Effects of going dark

By: J. David Chapman/October 8, 2020

The pandemic has been particularly damaging to retail establishments in the United States. There is disruption in nearly every retail arena due to consumer preference for online purchasing, an oversupply of product and services in others and in some instances the government has literally shut them down or limited number of occupants.

Whatever the reason, there is a little talked about clause in most retail leases called going dark. Most real estate investors, landlords, and property owners appreciate the security of a national tenant. It has a positive effect on something we call tenant mix, which simply means other retailers leverage their opportunities from the traffic that a big-name national retailer brings to the center. It is also easier to estimate the traffic volume of a national tenant and the customer demographic, which in turn allows prediction of success of other retail operations.

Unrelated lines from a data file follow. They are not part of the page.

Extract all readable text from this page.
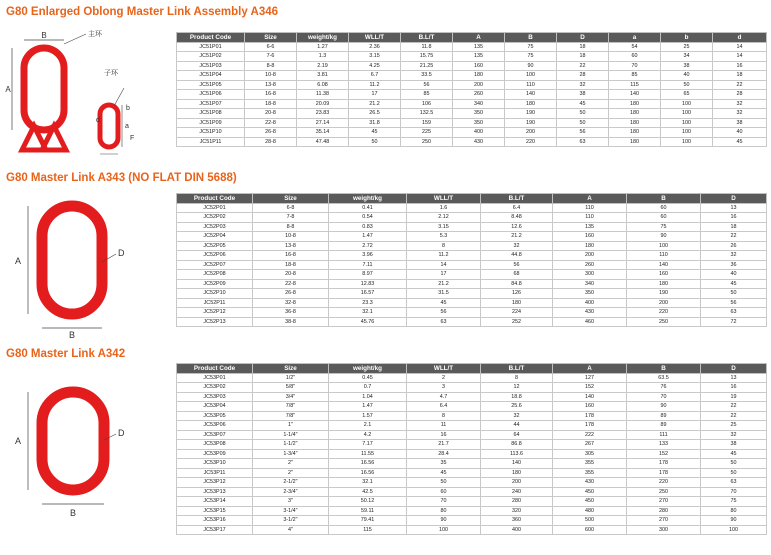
G80 Enlarged Oblong Master Link Assembly A346
B
A
主环
子环
d
b
a
F
Product Code	Size	weight/kg	WLL/T	B.L/T	A	B	D	a	b	d
JC51P01	6-6	1.27	2.36	11.8	135	75	18	54	25	14
JC51P02	7-6	1.3	3.15	15.75	135	75	18	60	34	14
JC51P03	8-8	2.19	4.25	21.25	160	90	22	70	38	16
JC51P04	10-8	3.81	6.7	33.5	180	100	28	85	40	18
JC51P05	13-8	6.08	11.2	56	200	110	32	115	50	22
JC51P06	16-8	11.38	17	85	260	140	38	140	65	28
JC51P07	18-8	20.09	21.2	106	340	180	45	180	100	32
JC51P08	20-8	23.83	26.5	132.5	350	190	50	180	100	32
JC51P09	22-8	27.14	31.8	159	350	190	50	180	100	38
JC51P10	26-8	35.14	45	225	400	200	56	180	100	40
JC51P11	28-8	47.48	50	250	430	220	63	180	100	45
G80 Master Link A343 (NO FLAT DIN 5688)
A
B
D
Product Code	Size	weight/kg	WLL/T	B.L/T	A	B	D
JC52P01	6-8	0.41	1.6	6.4	110	60	13
JC52P02	7-8	0.54	2.12	8.48	110	60	16
JC52P03	8-8	0.83	3.15	12.6	135	75	18
JC52P04	10-8	1.47	5.3	21.2	160	90	22
JC52P05	13-8	2.72	8	32	180	100	26
JC52P06	16-8	3.96	11.2	44.8	200	110	32
JC52P07	18-8	7.11	14	56	260	140	36
JC52P08	20-8	8.97	17	68	300	160	40
JC52P09	22-8	12.83	21.2	84.8	340	180	45
JC52P10	26-8	16.57	31.5	126	350	190	50
JC52P11	32-8	23.3	45	180	400	200	56
JC52P12	36-8	32.1	56	224	430	220	63
JC52P13	38-8	45.76	63	252	460	250	72
G80 Master Link A342
A
B
D
Product Code	Size	weight/kg	WLL/T	B.L/T	A	B	D
JC53P01	1/2"	0.45	2	8	127	63.5	13
JC53P02	5/8"	0.7	3	12	152	76	16
JC53P03	3/4"	1.04	4.7	18.8	140	70	19
JC53P04	7/8"	1.47	6.4	25.6	160	90	22
JC53P05	7/8"	1.57	8	32	178	89	22
JC53P06	1"	2.1	11	44	178	89	25
JC53P07	1-1/4"	4.2	16	64	222	111	32
JC53P08	1-1/2"	7.17	21.7	86.8	267	133	38
JC53P09	1-3/4"	11.55	28.4	113.6	305	152	45
JC53P10	2"	16.56	35	140	355	178	50
JC53P11	2"	16.56	45	180	355	178	50
JC53P12	2-1/2"	32.1	50	200	430	220	63
JC53P13	2-3/4"	42.5	60	240	450	250	70
JC53P14	3"	50.12	70	280	450	270	75
JC53P15	3-1/4"	59.11	80	320	480	280	80
JC53P16	3-1/2"	79.41	90	360	500	270	90
JC53P17	4"	115	100	400	600	300	100
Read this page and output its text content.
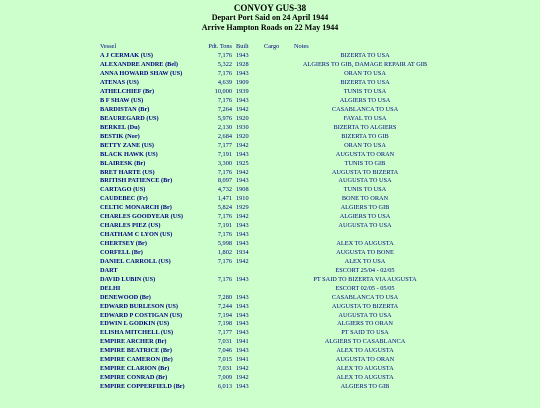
CONVOY GUS-38
Depart Port Said on 24 April 1944
Arrive Hampton Roads on 22 May 1944
Vessel	Pdt. Tons	Built	Cargo	Notes
A J CERMAK (US)	7,176	1943		BIZERTA TO USA
ALEXANDRE ANDRE (Bel)	5,322	1928		ALGIERS TO GIB, DAMAGE REPAIR AT GIB
ANNA HOWARD SHAW (US)	7,176	1943		ORAN TO USA
ATENAS (US)	4,639	1909		BIZERTA TO USA
ATHELCHIEF (Br)	10,000	1939		TUNIS TO USA
B F SHAW (US)	7,176	1943		ALGIERS TO USA
BARDISTAN (Br)	7,264	1942		CASABLANCA TO USA
BEAUREGARD (US)	5,976	1920		FAYAL TO USA
BERKEL (Du)	2,130	1930		BIZERTA TO ALGIERS
BESTIK (Nor)	2,684	1920		BIZERTA TO GIB
BETTY ZANE (US)	7,177	1942		ORAN TO USA
BLACK HAWK (US)	7,191	1943		AUGUSTA TO ORAN
BLAIRESK (Br)	3,300	1925		TUNIS TO GIB
BRET HARTE (US)	7,176	1942		AUGUSTA TO BIZERTA
BRITISH PATIENCE (Br)	8,097	1943		AUGUSTA TO USA
CARTAGO (US)	4,732	1908		TUNIS TO USA
CAUDEBEC (Fr)	1,471	1910		BONE TO ORAN
CELTIC MONARCH (Br)	5,824	1929		ALGIERS TO GIB
CHARLES GOODYEAR (US)	7,176	1942		ALGIERS TO USA
CHARLES PIEZ (US)	7,191	1943		AUGUSTA TO USA
CHATHAM C LYON (US)	7,176	1943		
CHERTSEY (Br)	5,998	1943		ALEX TO AUGUSTA
CORFELL (Br)	1,802	1934		AUGUSTA TO BONE
DANIEL CARROLL (US)	7,176	1942		ALEX TO USA
DART				ESCORT 25/04 - 02/05
DAVID LUBIN (US)	7,176	1943		PT SAID TO BIZERTA VIA AUGUSTA
DELHI				ESCORT 02/05 - 05/05
DENEWOOD (Br)	7,280	1943		CASABLANCA TO USA
EDWARD BURLESON (US)	7,244	1943		AUGUSTA TO BIZERTA
EDWARD P COSTIGAN (US)	7,194	1943		AUGUSTA TO USA
EDWIN L GODKIN (US)	7,198	1943		ALGIERS TO ORAN
ELISHA MITCHELL (US)	7,177	1943		PT SAID TO USA
EMPIRE ARCHER (Br)	7,031	1941		ALGIERS TO CASABLANCA
EMPIRE BEATRICE (Br)	7,046	1943		ALEX TO AUGUSTA
EMPIRE CAMERON (Br)	7,015	1941		AUGUSTA TO ORAN
EMPIRE CLARION (Br)	7,031	1942		ALEX TO AUGUSTA
EMPIRE CONRAD (Br)	7,009	1942		ALEX TO AUGUSTA
EMPIRE COPPERFIELD (Br)	6,013	1943		ALGIERS TO GIB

Typically, these national tenants will close stores and continue to pay rent for the reminder of the contracted lease period, or negotiate a release agreed to by the property owner. Some may think that is fair as long as the company continues to pay rent and the real estate property owner gets paid. The problem is many of the tenants in and around these properties made decisions to locate there precisely because of its proximity to the anchor store. The closing of that store puts these businesses at risk and, therefore, the future of the entire center in jeopardy.

Previously, Starbucks announced it was shuttering all 77 Teavana locations nationwide. Many of these locations were in malls owned by Simon Property Group. Simon had going dark clauses in their leases preventing Teavana from going out of business and forcing them to continue to be open and operating during normal business hours for the remainder of their leases. Some of those leases will not expire for another 10 years. A judge in Indiana has ruled in Simon’s favor, upholding the ruling.

Likewise, Amazon-owned Whole Foods tried to bypass some of their contractual agreements by closing some 365-branded stores and have encountered the same judicial decision with a court in Washington, ordering them to carry on business without interruption for the remainder of their lease obligation. Obviously, a bankruptcy would allow the closing of stores, however both brands above are owned by companies that are still financially stable and growing.